Numerous commercials and music videos, and other feature films
have been made at the studios. The films include Bond films, Star
Wars and The Legend of Sleepy Hollow. There are currently five
films shooting at Leavesden.
Warner Bros. have been active in the UK, initially
as a distributor, since 1923. They started production in 1972.
Since 1992, they have produced about 40 films in the UK at a cost
of about US Dollars 11 billion. Warner Bros. UK's current lease
expires in 2010. After that, Warner Bros. have plans to renovate
and develop the studios further, but these plans are yet to be
finalised and approved. The development would require planning
permission from two local authorities, Watford and Three Rivers.

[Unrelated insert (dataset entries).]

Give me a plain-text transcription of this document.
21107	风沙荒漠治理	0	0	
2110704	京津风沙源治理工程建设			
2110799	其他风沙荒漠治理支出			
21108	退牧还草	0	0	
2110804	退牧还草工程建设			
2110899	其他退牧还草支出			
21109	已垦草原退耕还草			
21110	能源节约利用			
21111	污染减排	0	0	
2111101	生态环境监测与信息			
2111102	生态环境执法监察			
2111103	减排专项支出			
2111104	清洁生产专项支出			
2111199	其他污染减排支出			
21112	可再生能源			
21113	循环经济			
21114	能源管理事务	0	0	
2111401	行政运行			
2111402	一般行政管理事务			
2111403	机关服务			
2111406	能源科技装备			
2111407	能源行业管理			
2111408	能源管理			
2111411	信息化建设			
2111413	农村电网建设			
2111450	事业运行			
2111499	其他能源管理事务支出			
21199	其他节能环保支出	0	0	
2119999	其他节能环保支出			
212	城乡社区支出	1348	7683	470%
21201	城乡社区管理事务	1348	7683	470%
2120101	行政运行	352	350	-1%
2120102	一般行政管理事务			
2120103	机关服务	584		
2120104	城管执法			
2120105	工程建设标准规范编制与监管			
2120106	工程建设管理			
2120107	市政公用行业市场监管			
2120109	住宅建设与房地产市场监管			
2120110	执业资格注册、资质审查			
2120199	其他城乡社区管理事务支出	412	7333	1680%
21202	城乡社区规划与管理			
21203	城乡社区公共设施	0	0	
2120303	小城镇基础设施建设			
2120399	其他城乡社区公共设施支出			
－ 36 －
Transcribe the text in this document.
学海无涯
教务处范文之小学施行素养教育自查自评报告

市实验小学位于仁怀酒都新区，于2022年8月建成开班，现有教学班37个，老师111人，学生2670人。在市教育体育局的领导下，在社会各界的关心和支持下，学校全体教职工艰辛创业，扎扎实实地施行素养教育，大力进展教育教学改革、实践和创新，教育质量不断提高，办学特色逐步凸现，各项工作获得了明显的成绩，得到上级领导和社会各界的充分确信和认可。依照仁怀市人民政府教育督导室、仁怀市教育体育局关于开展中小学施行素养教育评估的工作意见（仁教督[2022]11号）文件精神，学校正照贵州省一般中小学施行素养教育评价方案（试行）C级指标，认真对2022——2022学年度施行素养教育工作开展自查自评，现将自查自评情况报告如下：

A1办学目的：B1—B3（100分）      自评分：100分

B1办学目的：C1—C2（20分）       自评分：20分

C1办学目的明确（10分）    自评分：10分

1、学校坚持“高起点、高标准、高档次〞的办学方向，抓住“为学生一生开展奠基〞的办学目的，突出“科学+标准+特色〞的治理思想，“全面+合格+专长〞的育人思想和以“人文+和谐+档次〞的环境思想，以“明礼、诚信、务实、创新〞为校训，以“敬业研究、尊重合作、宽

Mr Button said that they were receiving good cooperation
from both. This expansion would increase UK studio facilities
by one third. The studios would operate commercially, for other
companies to hire, and would become a competitor to Pinewood.
As part of their development plans, Warner Bros. propose to create
a Harry Potter museum as a tourist attraction, which they expect
to lead to 2-300 permanent jobs on site.
Views on skills and training
Mr Button said that the UK had a very good skills
base. He added that it was a good base for production of a film
because it was easy to move equipment etc in and out of the UK
and because UK film crews are internationally mobile. He thought
that the UK film academies were providing a good grounding in
skills, though it was essential to bring students into the studios
on work placements. However, he considered that the universities
were not offering the necessary grounding in digital skills, compared
with France and Germany; hence the CGI sector had to bring in
foreign trained students.
This view was supported by the Mr Brown, who
said that the UK visual effects specialist companies (which are
all based in Soho), work extremely well together and produce very
high quality output. But the UK was not training enough visual
effects artistsmany more people with mathematics and computer
science skills need to be trained, but there are gaps in the provision
of training for these skills. Mr Brown raised the funding
rules under which Skillset operated, and questioned whether the
UK Film Council's training money, channelled through Skillset,
reached the right targets. He thought that the UK was still "unjoined-up"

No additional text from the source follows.